Savarese started his postgame media conference by speaking for nearly two minutes about what he called a "racist situation, a racial discriminatory word" said to Chara in the second half at Portland's Providence Park.

Savarese called the alleged incident "not acceptable" and said he was "very and extremely disappointed that still at this time we have to deal with situations that should not be happening in any sport or anywhere."

He did not name the Loons player nor specify the word or phrase used.

In a Sunday statement, Major League Soccer said it had already started an investigation. It said further information will be provided when the investigation is complete.

"MLS has zero tolerance for abusive and offensive language, and we take these allegations very seriously," the statement said.

Minnesota United released its own statement, saying it has been investigating the matter and that the unidentified player involved denied making "any derogatory remarks." A team spokesman said the player told coach Adrian Heath and several teammates he did not say such things and those teammates told Heath and others they didn't hear him say such things.

"MNUFC is built on inclusivity and respect and does not tolerate discrimination under any circumstances," the statement said.

Savarese criticized referee Rosendo Mendoza for his handling of the situation, which created a three-minute debate delay starting in the game's 63rd minute.

The delay came after Chara, a Colombian, collided with and kicked toward Loons Argentinian midfielder Franco Fragapane from behind, knocking Fragapane to the turf while he tried to control the ball with his chest.

Mendoza conferred with other game officials and then separately with Chara, Timbers captain Diego Valeri and the Loons' Wil Trapp and captain Michael Boxall.

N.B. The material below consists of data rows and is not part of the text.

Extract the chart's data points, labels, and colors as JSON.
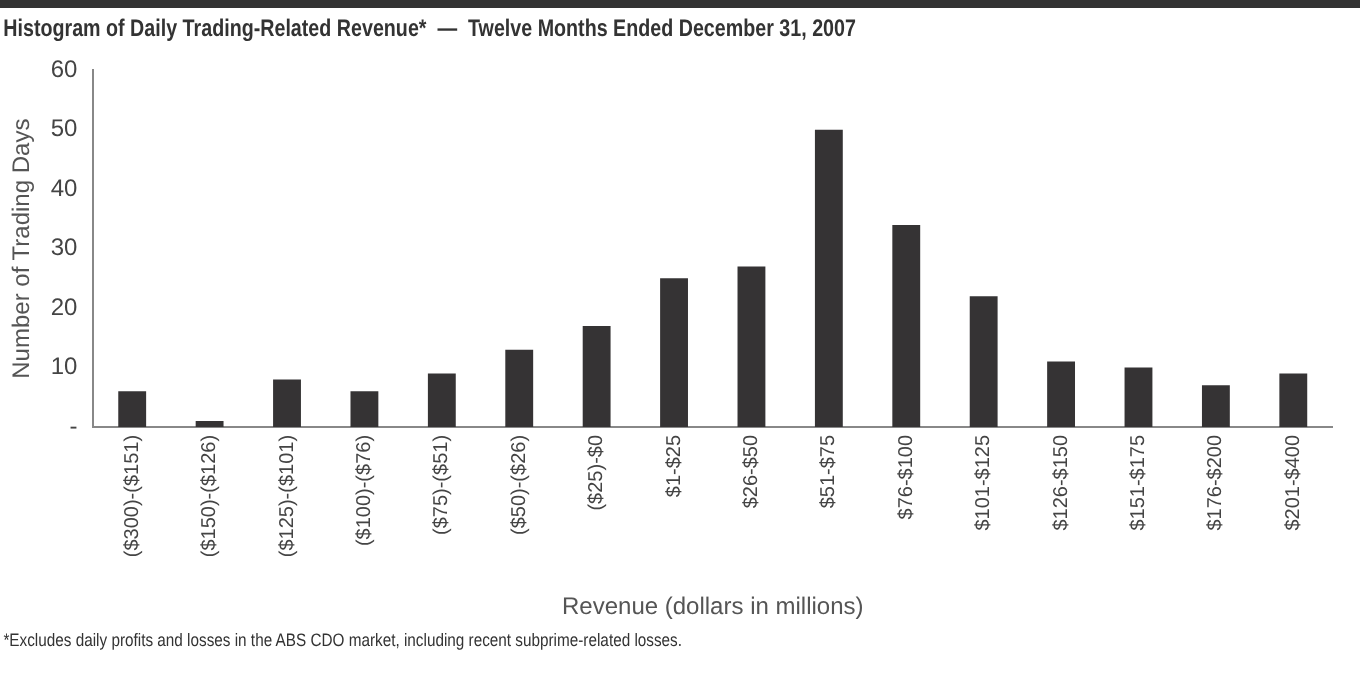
{
  "chart_data": {
    "type": "bar",
    "title": "Histogram of Daily Trading-Related Revenue*  —  Twelve Months Ended December 31, 2007",
    "categories": [
      "($300)-($151)",
      "($150)-($126)",
      "($125)-($101)",
      "($100)-($76)",
      "($75)-($51)",
      "($50)-($26)",
      "($25)-$0",
      "$1-$25",
      "$26-$50",
      "$51-$75",
      "$76-$100",
      "$101-$125",
      "$126-$150",
      "$151-$175",
      "$176-$200",
      "$201-$400"
    ],
    "values": [
      6,
      1,
      8,
      6,
      9,
      13,
      17,
      25,
      27,
      50,
      34,
      22,
      11,
      10,
      7,
      9
    ],
    "color": "#353334",
    "xlabel": "Revenue (dollars in millions)",
    "ylabel": "Number of Trading Days",
    "ylim": [
      0,
      60
    ],
    "yticks": [
      {
        "value": 0,
        "label": "-"
      },
      10,
      20,
      30,
      40,
      50,
      60
    ],
    "grid": false,
    "legend": false,
    "annotations": [
      "*Excludes daily profits and losses in the ABS CDO market, including recent subprime-related losses."
    ]
  }
}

"The referee should have handled this situation in a much better way," Savarese said.

The Professional Referee Organization said the referee "acted appropriately" in accordance with diversity and anti-discrimination training protocols. It said in its own statement the referee was unable to discipline anyone because he and other game officials did not witness or hear the alleged comment.

Slurs, between players and from fans directed at players, have led to recent changes in soccer overseas. In Spain's La Liga, Valencia players left the field during a game in April after alleging a Cadiz player used a racial slur. Game officials there were given new instructions about how to handle such situations.

The English Premier League has asked game officials to stop games when fans continue to direct racial abuse after they have been warned to stop. Referees stopped a game between the United States national men's team and Mexico in June because fans persistently chanted a homophobic slur.

Savarese wanted game officials to take action Saturday.

"We all are in support of Diego Chara about what happened to him today," Savarese said. "The discriminatory word that was said to him should not have a place anywhere at this time, and I'm extremely disappointed that it was not taken as serious as it should have been."

Fragapane assisted on the game's only goal, in the second minute of a 1-0 Minnesota United victory.

The Star Tribune did not travel for this game. This article was written using the television broadcast and video interviews before and/or after the game.